There was a 93% increase in malicious web domains related to the word ‘travel’ in the first three months of 2021, according to threat intelligence firm Webroot.
Analysis from its real-time anti-phishing protection system found that cyber criminals have increasingly targeted people who are searching for holidays and weekend breaks.
Nick Emanuel, senior director of product at Webroot, said: “The length and duration of the pandemic has allowed hackers an extended opportunity to hone and craft their domains.”
He adds: “The language used in these malicious domain names is highly reflective of current trends, and key events like travel bans introduced globally have a direct impact on how hackers create resources to trick people.”
Don’t get caught out
Scammers are adept at creating scams that tap into the zeitgeist, as this report again proves. The uptick in travel-related scams comes as COVID-19 vaccine rollouts progress steadily across the globe and a growing sense that life as normal – or, rather, life as it was – will soon return.
Among the things that people have been looking forward to most is the chance to travel. Indeed, surely one of the most popular pastimes of lockdown has been to plan extravagant holidays and vowing to never again take for granted our ability to leave home for more than a few hours at a time.
But as eager as we are for the chance to travel, we must be careful not to fall into scammers’ traps.
The demand for flights and accommodations means it will be hard to find good deals, so if you see an advert or social media post promoting bargains, it will be hard not to click.
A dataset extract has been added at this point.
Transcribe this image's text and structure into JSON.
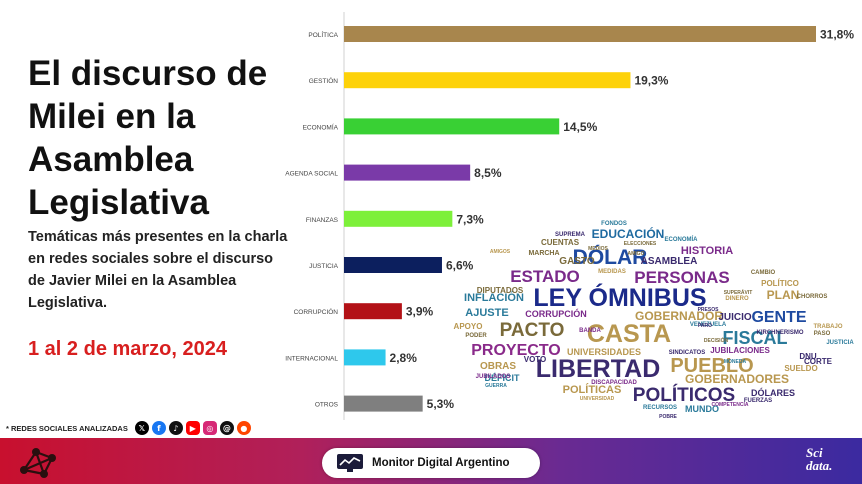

But before handing over any sensitive or financial information, you must take the time to review whether the site can be trusted.
Does the domain begin with ‘https’, indicating that the information is encrypted and that the page is registered to who it claims to be? Does the page contain spelling or grammatical mistakes? Have you read any independent reviews of the company?
By answering these questions, you can put your mind to rest about whether the site can be trusted.